On May 18, 1926, evangelist Aimee Semple McPherson disappeared from off Venice Beach, California after going for a swim. She reappeared in Mexico five weeks later, stating she had escaped from kidnappers holding her for ransom there. Her disappearance, reappearance and subsequent court inquiries regarding the allegation that the kidnapping story was a hoax carried out to conceal a tryst with a lover precipitated a media frenzy that changed the course of McPherson's career.
On May 18, 1926, McPherson went with her secretary to Ocean Park Beach north of Venice Beach to swim. Soon after arriving, McPherson was nowhere to be found. It was thought she had drowned.
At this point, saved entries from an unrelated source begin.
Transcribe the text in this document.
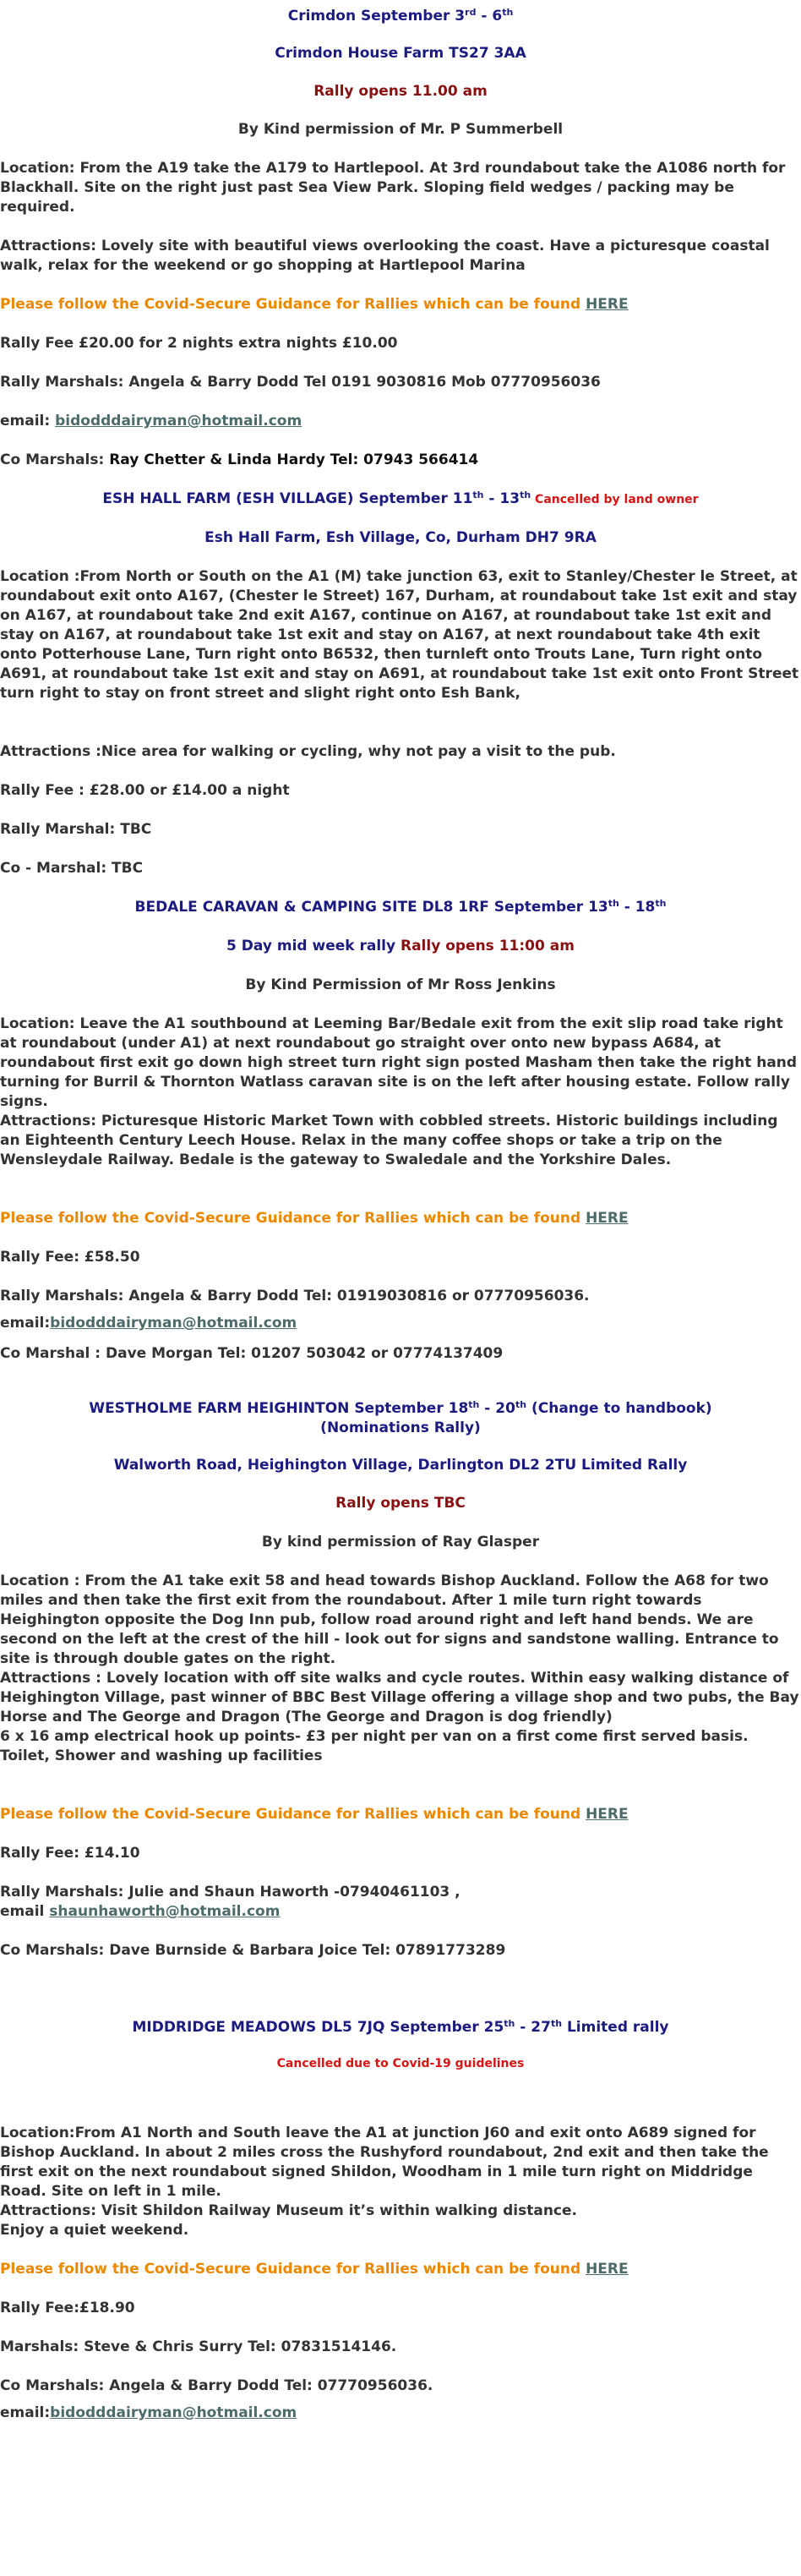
Crimdon September 3rd - 6th

Crimdon House Farm TS27 3AA

Rally opens 11.00 am

By Kind permission of Mr. P Summerbell

Location: From the A19 take the A179 to Hartlepool. At 3rd roundabout take the A1086 north for Blackhall. Site on the right just past Sea View Park. Sloping field wedges / packing may be required.

Attractions: Lovely site with beautiful views overlooking the coast. Have a picturesque coastal walk, relax for the weekend or go shopping at Hartlepool Marina

Please follow the Covid-Secure Guidance for Rallies which can be found HERE

Rally Fee £20.00 for 2 nights extra nights £10.00

Rally Marshals: Angela & Barry Dodd Tel 0191 9030816 Mob 07770956036

email: bidodddairyman@hotmail.com

Co Marshals: Ray Chetter & Linda Hardy Tel: 07943 566414

ESH HALL FARM (ESH VILLAGE) September 11th - 13th Cancelled by land owner

Esh Hall Farm, Esh Village, Co, Durham DH7 9RA

Location :From North or South on the A1 (M) take junction 63, exit to Stanley/Chester le Street, at roundabout exit onto A167, (Chester le Street) 167, Durham, at roundabout take 1st exit and stay on A167, at roundabout take 2nd exit A167, continue on A167, at roundabout take 1st exit and stay on A167, at roundabout take 1st exit and stay on A167, at next roundabout take 4th exit onto Potterhouse Lane, Turn right onto B6532, then turnleft onto Trouts Lane, Turn right onto A691, at roundabout take 1st exit and stay on A691, at roundabout take 1st exit onto Front Street turn right to stay on front street and slight right onto Esh Bank,

Attractions :Nice area for walking or cycling, why not pay a visit to the pub.

Rally Fee : £28.00 or £14.00 a night

Rally Marshal: TBC

Co - Marshal: TBC

BEDALE CARAVAN & CAMPING SITE DL8 1RF September 13th - 18th

5 Day mid week rally Rally opens 11:00 am

By Kind Permission of Mr Ross Jenkins

Location: Leave the A1 southbound at Leeming Bar/Bedale exit from the exit slip road take right at roundabout (under A1) at next roundabout go straight over onto new bypass A684, at roundabout first exit go down high street turn right sign posted Masham then take the right hand turning for Burril & Thornton Watlass caravan site is on the left after housing estate. Follow rally signs.

Attractions: Picturesque Historic Market Town with cobbled streets. Historic buildings including an Eighteenth Century Leech House. Relax in the many coffee shops or take a trip on the Wensleydale Railway. Bedale is the gateway to Swaledale and the Yorkshire Dales.

Please follow the Covid-Secure Guidance for Rallies which can be found HERE

Rally Fee: £58.50

Rally Marshals: Angela & Barry Dodd Tel: 01919030816 or 07770956036.

email:bidodddairyman@hotmail.com

Co Marshal : Dave Morgan Tel: 01207 503042 or 07774137409

WESTHOLME FARM HEIGHINTON September 18th - 20th (Change to handbook)
(Nominations Rally)

Walworth Road, Heighington Village, Darlington DL2 2TU Limited Rally

Rally opens TBC

By kind permission of Ray Glasper

Location : From the A1 take exit 58 and head towards Bishop Auckland. Follow the A68 for two miles and then take the first exit from the roundabout. After 1 mile turn right towards Heighington opposite the Dog Inn pub, follow road around right and left hand bends. We are second on the left at the crest of the hill - look out for signs and sandstone walling. Entrance to site is through double gates on the right.

Attractions : Lovely location with off site walks and cycle routes. Within easy walking distance of Heighington Village, past winner of BBC Best Village offering a village shop and two pubs, the Bay Horse and The George and Dragon (The George and Dragon is dog friendly)
6 x 16 amp electrical hook up points- £3 per night per van on a first come first served basis. Toilet, Shower and washing up facilities

Please follow the Covid-Secure Guidance for Rallies which can be found HERE

Rally Fee: £14.10

Rally Marshals: Julie and Shaun Haworth -07940461103 ,
email shaunhaworth@hotmail.com

Co Marshals: Dave Burnside & Barbara Joice Tel: 07891773289

MIDDRIDGE MEADOWS DL5 7JQ September 25th - 27th Limited rally

Cancelled due to Covid-19 guidelines

Location:From A1 North and South leave the A1 at junction J60 and exit onto A689 signed for Bishop Auckland. In about 2 miles cross the Rushyford roundabout, 2nd exit and then take the first exit on the next roundabout signed Shildon, Woodham in 1 mile turn right on Middridge Road. Site on left in 1 mile.

Attractions: Visit Shildon Railway Museum it’s within walking distance.
Enjoy a quiet weekend.

Please follow the Covid-Secure Guidance for Rallies which can be found HERE

Rally Fee:£18.90

Marshals: Steve & Chris Surry Tel: 07831514146.

Co Marshals: Angela & Barry Dodd Tel: 07770956036.

email:bidodddairyman@hotmail.com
McPherson was scheduled to hold a service that day; her mother Minnie Kennedy preached the sermon instead, saying at the end, "Sister is with Jesus," sending parishioners into a tearful frenzy. Mourners crowded Venice Beach and the commotion sparked days-long media coverage fueled in part by William Randolph Hearst's Los Angeles Examiner and a stirring poem by Upton Sinclair to commemorate the tragedy. Daily updates appeared in newspapers across the country and parishioners held day-and-night seaside vigils. One parishioner drowned while searching for the body, and a diver died of exposure.
Kenneth G. Ormiston, the engineer for KFSG, had taken other assignments around late December 1925 and left his job at the Temple. Newspapers later linked McPherson and Ormiston, the latter seen driving up the coast with an unidentified woman. Some believed McPherson and Ormiston, who was married, had become romantically involved and had run off together.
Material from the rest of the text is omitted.